5. Warum können E-Fuels heute noch nicht getankt werden?

Zwar wird schon fleißig an der Herstellung von sauberem Sprit getüftelt, reine E-Fuels fließen allerdings momentan noch nicht aus der Zapfanlage. Expert:innen prognostizieren, dass in der effizienten Power-to-Liquid-Anlage in Graz ab Ende 2023 rund 100.000 Liter synthetischer Treibstoff pro Jahr erzeugt werden sollen. Bis zum Jahr 2030 könnten sogar allein durch die Nutzung von überschüssigem Strom aus regenerativen Quellen, der in modernen Speichern zwischengelagert wird, 240 Millionen Liter in Österreich erzeugt werden.

Kässbohrer Pistenraupe Hybrid
Gerade für Fahrzeuge, wie etwas Pistenraupen, die sich fern von Infrastruktur bewegen, könnten E-Fuels ein Problemlöser werden.Foto: Kässbohrer

Der grüne Treibstoff aus der Steiermark soll etwa im Individualverkehr eingesetzt werden und dafür sorgen, dass künftig Bestandsverbrenner CO2-arm unterwegs sind. Vor allem angesichts des geplanten Verbrenneraus ab 2035 eine vielversprechende Lösung. Dann werden zwar Neuzulassungen von Verbrennungsmotoren untersagt, bereits zugelassene Fahrzeuge allerdings noch länger unterwegs sein.

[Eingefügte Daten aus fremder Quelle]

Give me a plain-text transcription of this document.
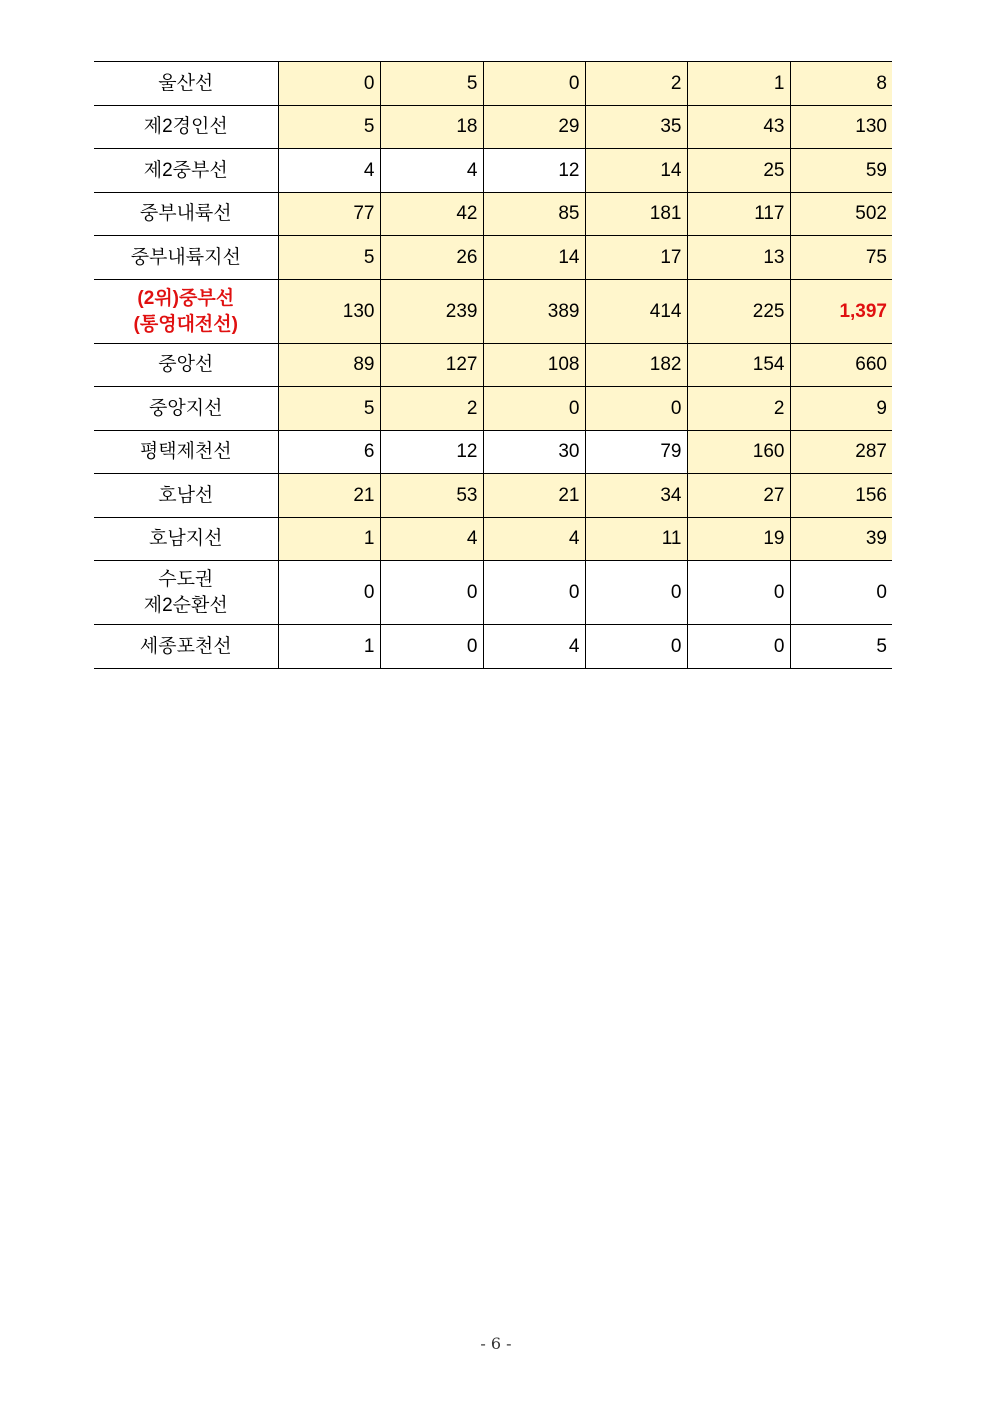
울산선	0	5	0	2	1	8

제2경인선	5	18	29	35	43	130

제2중부선	4	4	12	14	25	59

중부내륙선	77	42	85	181	117	502

중부내륙지선	5	26	14	17	13	75

(2위)중부선
(통영대전선)	130	239	389	414	225	1,397

중앙선	89	127	108	182	154	660

중앙지선	5	2	0	0	2	9

평택제천선	6	12	30	79	160	287

호남선	21	53	21	34	27	156

호남지선	1	4	4	11	19	39

수도권
제2순환선	0	0	0	0	0	0

세종포천선	1	0	4	0	0	5
- 6 -
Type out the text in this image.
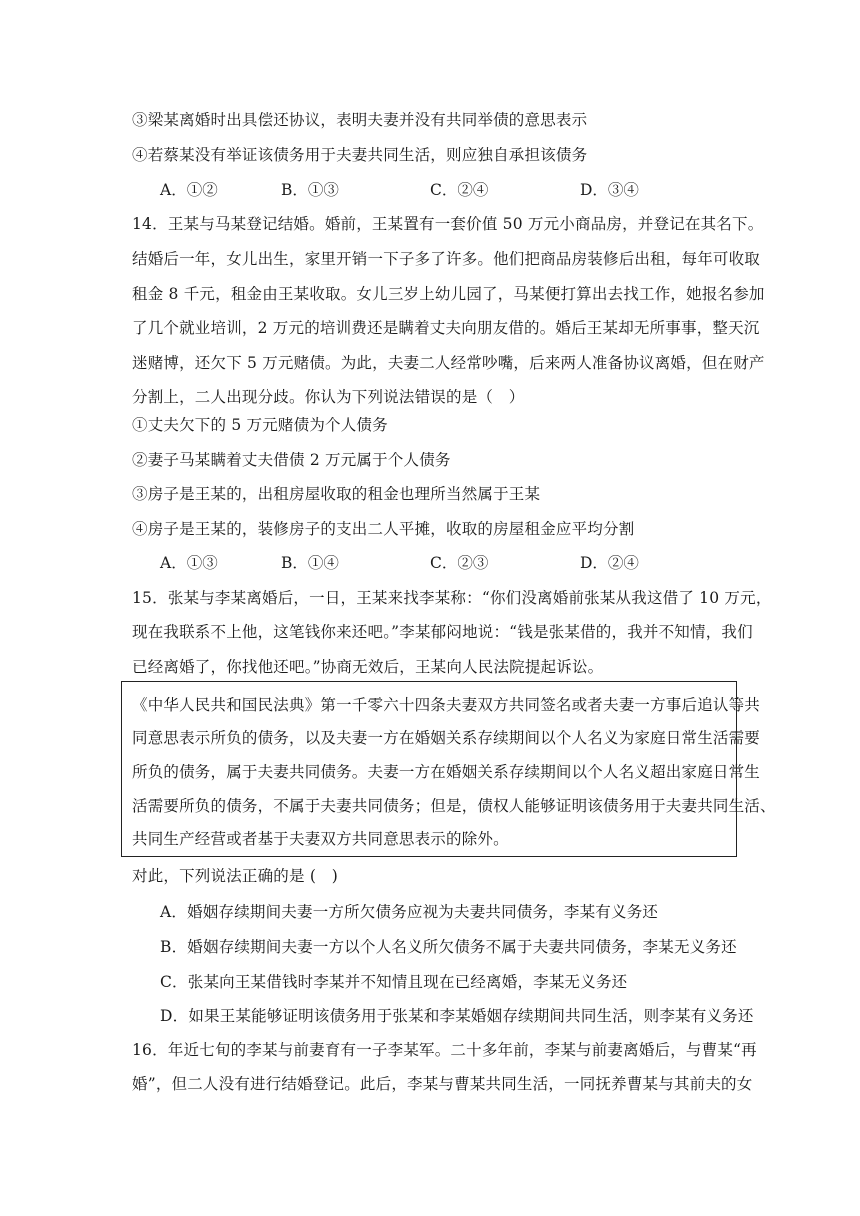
③梁某离婚时出具偿还协议，表明夫妻并没有共同举债的意思表示
④若蔡某没有举证该债务用于夫妻共同生活，则应独自承担该债务
A．①②	B．①③	C．②④	D．③④
14．王某与马某登记结婚。婚前，王某置有一套价值 50 万元小商品房，并登记在其名下。
结婚后一年，女儿出生，家里开销一下子多了许多。他们把商品房装修后出租，每年可收取
租金 8 千元，租金由王某收取。女儿三岁上幼儿园了，马某便打算出去找工作，她报名参加
了几个就业培训，2 万元的培训费还是瞒着丈夫向朋友借的。婚后王某却无所事事，整天沉
迷赌博，还欠下 5 万元赌债。为此，夫妻二人经常吵嘴，后来两人准备协议离婚，但在财产
分割上，二人出现分歧。你认为下列说法错误的是（　）
①丈夫欠下的 5 万元赌债为个人债务
②妻子马某瞒着丈夫借债 2 万元属于个人债务
③房子是王某的，出租房屋收取的租金也理所当然属于王某
④房子是王某的，装修房子的支出二人平摊，收取的房屋租金应平均分割
A．①③	B．①④	C．②③	D．②④
15．张某与李某离婚后，一日，王某来找李某称：“你们没离婚前张某从我这借了 10 万元，
现在我联系不上他，这笔钱你来还吧。”李某郁闷地说：“钱是张某借的，我并不知情，我们
已经离婚了，你找他还吧。”协商无效后，王某向人民法院提起诉讼。
《中华人民共和国民法典》第一千零六十四条夫妻双方共同签名或者夫妻一方事后追认等共
同意思表示所负的债务，以及夫妻一方在婚姻关系存续期间以个人名义为家庭日常生活需要
所负的债务，属于夫妻共同债务。夫妻一方在婚姻关系存续期间以个人名义超出家庭日常生
活需要所负的债务，不属于夫妻共同债务；但是，债权人能够证明该债务用于夫妻共同生活、
共同生产经营或者基于夫妻双方共同意思表示的除外。
对此，下列说法正确的是 (　)
A．婚姻存续期间夫妻一方所欠债务应视为夫妻共同债务，李某有义务还
B．婚姻存续期间夫妻一方以个人名义所欠债务不属于夫妻共同债务，李某无义务还
C．张某向王某借钱时李某并不知情且现在已经离婚，李某无义务还
D．如果王某能够证明该债务用于张某和李某婚姻存续期间共同生活，则李某有义务还
16．年近七旬的李某与前妻育有一子李某军。二十多年前，李某与前妻离婚后，与曹某“再
婚”，但二人没有进行结婚登记。此后，李某与曹某共同生活，一同抚养曹某与其前夫的女
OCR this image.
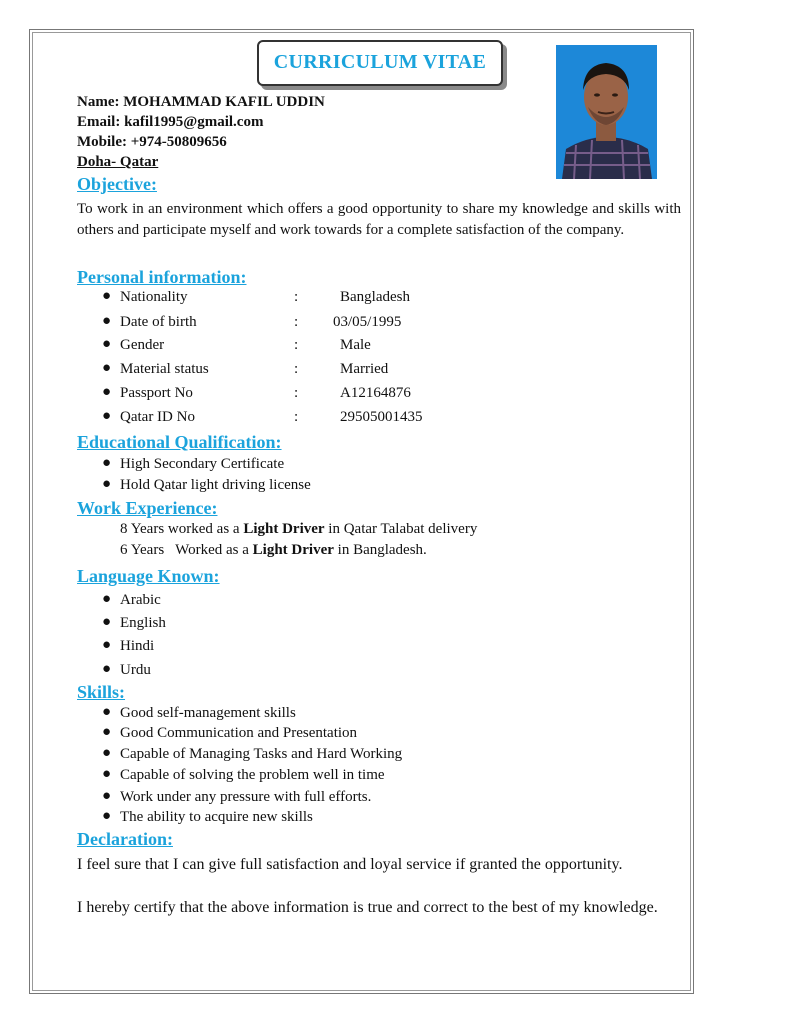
CURRICULUM VITAE
Name: MOHAMMAD KAFIL UDDIN
Email: kafil1995@gmail.com
Mobile: +974-50809656
Doha- Qatar
Objective:
To work in an environment which offers a good opportunity to share my knowledge and skills with others and participate myself and work towards for a complete satisfaction of the company.
Personal information:
● Nationality	:	Bangladesh
● Date of birth	: 03/05/1995
● Gender	:	Male
● Material status	:	Married
● Passport No	:	A12164876
● Qatar ID No	:	29505001435
Educational Qualification:
● High Secondary Certificate
● Hold Qatar light driving license
Work Experience:
8 Years worked as a Light Driver in Qatar Talabat delivery
6 Years   Worked as a Light Driver in Bangladesh.
Language Known:
● Arabic
● English
● Hindi
● Urdu
Skills:
● Good self-management skills
● Good Communication and Presentation
● Capable of Managing Tasks and Hard Working
● Capable of solving the problem well in time
● Work under any pressure with full efforts.
● The ability to acquire new skills
Declaration:
I feel sure that I can give full satisfaction and loyal service if granted the opportunity.
I hereby certify that the above information is true and correct to the best of my knowledge.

Mit dem Umstieg auf E-Fuels könnten diese sauber(er) am Verkehr teilnehmen. Aber auch in heimischen Skigebieten soll synthetischer Treibstoff eingesetzt werden, um dort Pistenraupen umweltschonend über die Pisten zu schicken. Denn gerade bei derartigen Treibstoffschluckern, die oft abseits leicht zugänglicher Infrastruktur unterwegs sind, könnten die E-Fuels eine spannende Alternative sein. Deshalb sind auch LKW, Boote und sogar Flugzeuge im Visier dieser Form der ökologischeren Betankung.

Das Fazit:

Es zeigt sich also: Wann und ob sich eine Antriebstechnologie durchsetzen wird, ist aus heutiger Sicht noch offen. Die vergangenen 50 Jahre waren in der europäischen Fahrzeugindustrie geprägt von der laufenden Steigerung der Effizienz der Antriebstechnik und damit einhergehend der Reduktion von emittierten Schadstoffen. Technologieoffenheit und eine Life-Cycle-Betrachtung sind daher wichtige Grundpfeiler für Entscheidungen im Bereich der Mobilitätspolitik. Untersuchungen zeigen jedenfalls, dass Österreich bei einer überhasteten und nicht technologieoffenen Umstellung auf alternative Antriebsarten Bruttowertschöpfung verliert.